# Is the monthly CMHR newsletter every other month?



## Seashells (Sep 3, 2008)

A few days ago, I emailed someone in the club asking about the newsletter, but never heard anything... so I thought to ask here. Thanks.


----------



## chandab (Sep 3, 2008)

I'm not sure how often it is, and I delete after I read them, but I the August 2008 newsletter was still in my e-mail. So, we had one in August. Sorry, I guess that probably isn't that much help.


----------



## Seashells (Sep 3, 2008)

chandab said:


> I'm not sure how often it is, and I delete after I read them, but I the August 2008 newsletter was still in my e-mail. So, we had one in August. Sorry, I guess that probably isn't that much help.
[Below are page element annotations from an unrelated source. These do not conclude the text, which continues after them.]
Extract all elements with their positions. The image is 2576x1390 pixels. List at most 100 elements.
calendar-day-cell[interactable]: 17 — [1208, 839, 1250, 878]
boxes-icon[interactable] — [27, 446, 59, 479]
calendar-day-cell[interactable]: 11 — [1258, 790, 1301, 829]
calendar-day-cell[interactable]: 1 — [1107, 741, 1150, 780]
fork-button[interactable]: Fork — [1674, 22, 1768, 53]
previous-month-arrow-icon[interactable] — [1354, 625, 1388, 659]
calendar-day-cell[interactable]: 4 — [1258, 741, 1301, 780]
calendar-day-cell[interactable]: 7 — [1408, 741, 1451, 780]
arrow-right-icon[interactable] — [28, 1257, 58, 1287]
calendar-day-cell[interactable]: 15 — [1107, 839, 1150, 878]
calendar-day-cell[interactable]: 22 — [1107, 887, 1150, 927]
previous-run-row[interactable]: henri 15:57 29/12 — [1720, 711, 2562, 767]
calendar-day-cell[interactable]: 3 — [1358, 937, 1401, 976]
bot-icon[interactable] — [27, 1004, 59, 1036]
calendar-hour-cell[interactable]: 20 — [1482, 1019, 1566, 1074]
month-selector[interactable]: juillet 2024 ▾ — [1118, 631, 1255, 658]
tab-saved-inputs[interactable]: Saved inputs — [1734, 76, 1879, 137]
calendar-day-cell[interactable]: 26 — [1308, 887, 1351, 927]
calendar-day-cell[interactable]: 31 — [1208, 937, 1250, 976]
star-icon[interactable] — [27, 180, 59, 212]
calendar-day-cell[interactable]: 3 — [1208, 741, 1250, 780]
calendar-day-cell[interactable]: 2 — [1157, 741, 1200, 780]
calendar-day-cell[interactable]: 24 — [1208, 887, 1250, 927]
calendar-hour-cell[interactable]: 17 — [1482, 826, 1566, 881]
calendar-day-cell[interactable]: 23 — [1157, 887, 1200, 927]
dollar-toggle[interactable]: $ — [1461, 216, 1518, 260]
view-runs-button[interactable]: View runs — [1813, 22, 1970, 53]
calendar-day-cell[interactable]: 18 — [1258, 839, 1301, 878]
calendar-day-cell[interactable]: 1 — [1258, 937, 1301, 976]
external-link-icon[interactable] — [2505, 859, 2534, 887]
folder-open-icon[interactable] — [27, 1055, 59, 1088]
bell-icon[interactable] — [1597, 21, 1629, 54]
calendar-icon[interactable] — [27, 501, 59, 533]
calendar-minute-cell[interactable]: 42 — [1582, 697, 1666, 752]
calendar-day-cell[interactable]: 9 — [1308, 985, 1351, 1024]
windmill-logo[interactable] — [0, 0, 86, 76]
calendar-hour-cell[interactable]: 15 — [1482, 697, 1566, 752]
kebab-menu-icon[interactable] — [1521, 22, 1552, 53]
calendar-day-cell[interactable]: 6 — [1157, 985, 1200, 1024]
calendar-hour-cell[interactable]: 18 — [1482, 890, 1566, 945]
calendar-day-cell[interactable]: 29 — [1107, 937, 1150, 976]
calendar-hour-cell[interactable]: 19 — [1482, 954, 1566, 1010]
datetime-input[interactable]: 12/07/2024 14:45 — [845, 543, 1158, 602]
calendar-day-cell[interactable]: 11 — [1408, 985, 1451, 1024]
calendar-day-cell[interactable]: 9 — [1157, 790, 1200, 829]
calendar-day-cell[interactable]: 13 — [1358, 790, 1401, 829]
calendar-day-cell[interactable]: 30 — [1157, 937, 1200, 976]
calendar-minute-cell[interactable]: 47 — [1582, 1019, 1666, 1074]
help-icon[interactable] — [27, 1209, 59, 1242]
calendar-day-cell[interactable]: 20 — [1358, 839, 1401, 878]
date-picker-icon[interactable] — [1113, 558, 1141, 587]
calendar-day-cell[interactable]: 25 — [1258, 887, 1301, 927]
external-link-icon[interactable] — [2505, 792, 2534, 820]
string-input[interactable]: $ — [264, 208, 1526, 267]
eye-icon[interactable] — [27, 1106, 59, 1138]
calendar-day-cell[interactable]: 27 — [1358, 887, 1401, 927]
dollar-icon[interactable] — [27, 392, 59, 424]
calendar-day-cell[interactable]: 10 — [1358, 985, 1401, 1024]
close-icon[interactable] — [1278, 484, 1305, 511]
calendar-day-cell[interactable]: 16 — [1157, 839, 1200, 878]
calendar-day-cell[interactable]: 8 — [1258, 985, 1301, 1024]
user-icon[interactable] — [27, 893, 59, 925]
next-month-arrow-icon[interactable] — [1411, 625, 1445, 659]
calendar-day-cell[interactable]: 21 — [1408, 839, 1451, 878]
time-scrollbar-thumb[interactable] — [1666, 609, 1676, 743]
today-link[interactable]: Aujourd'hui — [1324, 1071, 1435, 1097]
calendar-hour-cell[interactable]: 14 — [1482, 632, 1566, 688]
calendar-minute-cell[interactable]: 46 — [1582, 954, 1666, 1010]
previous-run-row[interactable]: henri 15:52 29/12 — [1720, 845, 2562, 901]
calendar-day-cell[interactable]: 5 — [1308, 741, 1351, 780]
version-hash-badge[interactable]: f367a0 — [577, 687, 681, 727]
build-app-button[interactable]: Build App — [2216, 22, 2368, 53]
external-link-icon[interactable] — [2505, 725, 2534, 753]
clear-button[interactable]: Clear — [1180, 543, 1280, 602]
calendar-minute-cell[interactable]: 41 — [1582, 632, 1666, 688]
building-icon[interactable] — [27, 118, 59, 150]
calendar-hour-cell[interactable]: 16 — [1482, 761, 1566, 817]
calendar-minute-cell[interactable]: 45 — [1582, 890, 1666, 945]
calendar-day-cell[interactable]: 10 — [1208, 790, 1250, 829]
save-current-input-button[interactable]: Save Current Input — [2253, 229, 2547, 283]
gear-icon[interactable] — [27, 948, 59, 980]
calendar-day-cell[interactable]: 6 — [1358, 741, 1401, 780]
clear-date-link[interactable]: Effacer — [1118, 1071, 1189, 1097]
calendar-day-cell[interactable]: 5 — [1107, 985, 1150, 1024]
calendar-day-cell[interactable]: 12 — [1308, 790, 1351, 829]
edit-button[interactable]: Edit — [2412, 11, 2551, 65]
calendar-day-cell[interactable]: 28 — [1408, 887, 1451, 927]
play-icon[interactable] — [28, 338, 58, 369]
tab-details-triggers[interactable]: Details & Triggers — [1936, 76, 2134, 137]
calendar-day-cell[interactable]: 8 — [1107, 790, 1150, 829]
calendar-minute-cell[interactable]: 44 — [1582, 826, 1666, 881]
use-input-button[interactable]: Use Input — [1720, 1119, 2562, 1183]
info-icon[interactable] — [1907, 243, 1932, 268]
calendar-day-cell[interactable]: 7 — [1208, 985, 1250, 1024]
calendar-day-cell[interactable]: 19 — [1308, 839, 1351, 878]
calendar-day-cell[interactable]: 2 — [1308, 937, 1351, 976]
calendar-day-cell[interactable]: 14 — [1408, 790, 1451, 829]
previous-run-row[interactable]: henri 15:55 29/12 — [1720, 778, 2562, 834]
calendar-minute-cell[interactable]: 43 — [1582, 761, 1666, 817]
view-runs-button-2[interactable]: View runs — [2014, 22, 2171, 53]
I became a member late June. I think I got my first one in Later that month. Then, nothing in July, nothing in August. It's helpful knowing you got one in Aug. But now I'm wondering why I didn't mine. Well, Thanks for your reply


----------



## Gini (Sep 3, 2008)

Connie is in the process of getting the newsletter out for Sept. She's had a few glitches with her computer so Sept is a little late. If you will send me your

e-mail I will send you July and August.


----------



## Seashells (Sep 3, 2008)

Gini said:


> Connie is in the process of getting the newsletter out for Sept. She's had a few glitches with her computer so Sept is a little late. If you will send me youre-mail I will send you July and August.


I figured something was holding things up, then wondered if it's bi-monthly, or if I was just forgotton? I will email you for July and August, and Thanks!


----------



## Seashells (Sep 3, 2008)

Gini said:


> Connie is in the process of getting the newsletter out for Sept. She's had a few glitches with her computer so Sept is a little late. If you will send me youre-mail I will send you July and August.


Hi again Gini, I emailed about 20 minutes ago, but here's my email address (incase my emails are not getting to you). Thanks again!

[email protected]


----------



## Connie P (Sep 3, 2008)

Hello everyone! I am done with the September newsletter and will be sending it out to everyone tomorrow evening via email.

If you are a member and are not receiving your newsletter via email - please let me know - feel free to email me anytime - I might not have the correct email address for you.

I have been having a bit of computer troubles lately but I sure don't want anyone missing out on their newsletters.

Have a great evening and I will send you the July, Aug and Sept. newsletters. I apologize for you not receiving yours.

My email is

[email protected]


----------